To address the degradation in dynamic point cloud attribute reconstruction quality under Geometry-based Point Cloud Compression (G-PCC), this paper proposes a deep learning–based enhancement framework that jointly exploits spatiotemporal correlations. Methodologically: (i) geometry-motion compensation via recoloring ensures precise inter-frame alignment; (ii) a channel-aware temporal attention mechanism captures long-range temporal dependencies; (iii) a Gaussian-weighted neighborhood aggregation module fuses local geometric and color features; and (iv) a Pearson correlation coefficient–guided joint loss function mitigates over-smoothing artifacts. Evaluated on the G-PCC reference software, the proposed method achieves average PSNR gains of 0.682–0.855 dB for luma and chroma components and reduces BD-rate by 25.2%–32.5% compared to the anchor, significantly outperforming existing attribute enhancement approaches.

Very few studies have addressed quality enhancement for compressed dynamic point clouds. In particular, the effective exploitation of spatial-temporal correlations between point cloud frames remains largely unexplored. Addressing this gap, we propose a spatial-temporal attribute quality enhancement (STQE) network that exploits both spatial and temporal correlations to improve the visual quality of G-PCC compressed dynamic point clouds.

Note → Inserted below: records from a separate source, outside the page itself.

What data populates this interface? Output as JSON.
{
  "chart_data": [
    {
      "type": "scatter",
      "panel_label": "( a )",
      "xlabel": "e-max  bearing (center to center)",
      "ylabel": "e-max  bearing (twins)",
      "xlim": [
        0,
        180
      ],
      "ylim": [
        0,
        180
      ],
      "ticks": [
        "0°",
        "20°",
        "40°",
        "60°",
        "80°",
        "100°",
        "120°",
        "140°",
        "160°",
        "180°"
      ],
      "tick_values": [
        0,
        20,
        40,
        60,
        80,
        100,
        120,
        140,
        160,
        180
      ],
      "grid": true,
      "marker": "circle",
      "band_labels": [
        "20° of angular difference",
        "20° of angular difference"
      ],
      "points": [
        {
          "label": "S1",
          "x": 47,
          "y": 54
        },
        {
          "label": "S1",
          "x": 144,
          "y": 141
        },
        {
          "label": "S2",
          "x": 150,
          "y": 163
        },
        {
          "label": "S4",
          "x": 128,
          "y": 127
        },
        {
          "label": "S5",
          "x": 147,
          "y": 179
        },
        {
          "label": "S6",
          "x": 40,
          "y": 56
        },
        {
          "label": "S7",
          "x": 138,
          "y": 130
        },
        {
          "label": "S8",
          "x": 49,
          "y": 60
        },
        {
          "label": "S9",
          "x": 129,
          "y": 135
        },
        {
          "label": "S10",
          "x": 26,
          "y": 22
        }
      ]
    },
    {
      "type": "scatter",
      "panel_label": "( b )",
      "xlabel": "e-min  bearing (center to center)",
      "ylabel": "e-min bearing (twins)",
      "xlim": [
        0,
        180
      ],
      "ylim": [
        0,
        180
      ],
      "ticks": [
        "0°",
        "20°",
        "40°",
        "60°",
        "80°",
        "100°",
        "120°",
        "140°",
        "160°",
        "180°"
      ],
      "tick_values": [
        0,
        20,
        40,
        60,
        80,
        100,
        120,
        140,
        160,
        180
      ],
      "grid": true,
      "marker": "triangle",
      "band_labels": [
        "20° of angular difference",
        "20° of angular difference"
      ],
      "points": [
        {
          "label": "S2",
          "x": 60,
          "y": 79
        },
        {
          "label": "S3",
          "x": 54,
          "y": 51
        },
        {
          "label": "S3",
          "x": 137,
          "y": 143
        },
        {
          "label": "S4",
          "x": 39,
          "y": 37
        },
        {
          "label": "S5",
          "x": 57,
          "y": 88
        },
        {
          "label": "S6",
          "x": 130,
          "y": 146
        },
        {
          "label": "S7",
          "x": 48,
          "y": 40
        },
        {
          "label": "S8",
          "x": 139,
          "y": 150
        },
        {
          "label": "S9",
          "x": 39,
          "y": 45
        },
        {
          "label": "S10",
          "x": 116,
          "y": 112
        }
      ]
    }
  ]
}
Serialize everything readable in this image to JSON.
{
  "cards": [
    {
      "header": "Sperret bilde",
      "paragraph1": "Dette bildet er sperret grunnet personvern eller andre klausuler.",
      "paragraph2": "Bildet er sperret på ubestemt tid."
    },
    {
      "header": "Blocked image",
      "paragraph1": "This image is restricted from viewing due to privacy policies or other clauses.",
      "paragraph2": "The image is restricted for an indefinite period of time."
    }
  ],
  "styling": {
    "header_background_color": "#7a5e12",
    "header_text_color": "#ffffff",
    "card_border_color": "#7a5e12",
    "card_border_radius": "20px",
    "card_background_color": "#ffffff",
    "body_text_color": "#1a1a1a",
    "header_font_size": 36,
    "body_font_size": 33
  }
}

Our contributions include a recoloring-based motion compensation module that remaps reference attribute information to the current frame geometry to achieve precise inter-frame geometric alignment, a channel-aware temporal attention module that dynamically highlights relevant regions across bidirectional reference frames, a Gaussian-guided neighborhood feature aggregation module that efficiently captures spatial dependencies between geometry and color attributes, and a joint loss function based on the Pearson correlation coefficient, designed to alleviate over-smoothing effects typical of point-wise mean squared error optimization. When applied to the latest G-PCC test model, STQE achieved improvements of 0.855 dB, 0.682 dB, and 0.828 dB in delta PSNR, with Bjøntegaard Delta rate (BD-rate) reductions of -25.2%, -31.6%, and -32.5% for the Luma, Cb, and Cr components, respectively.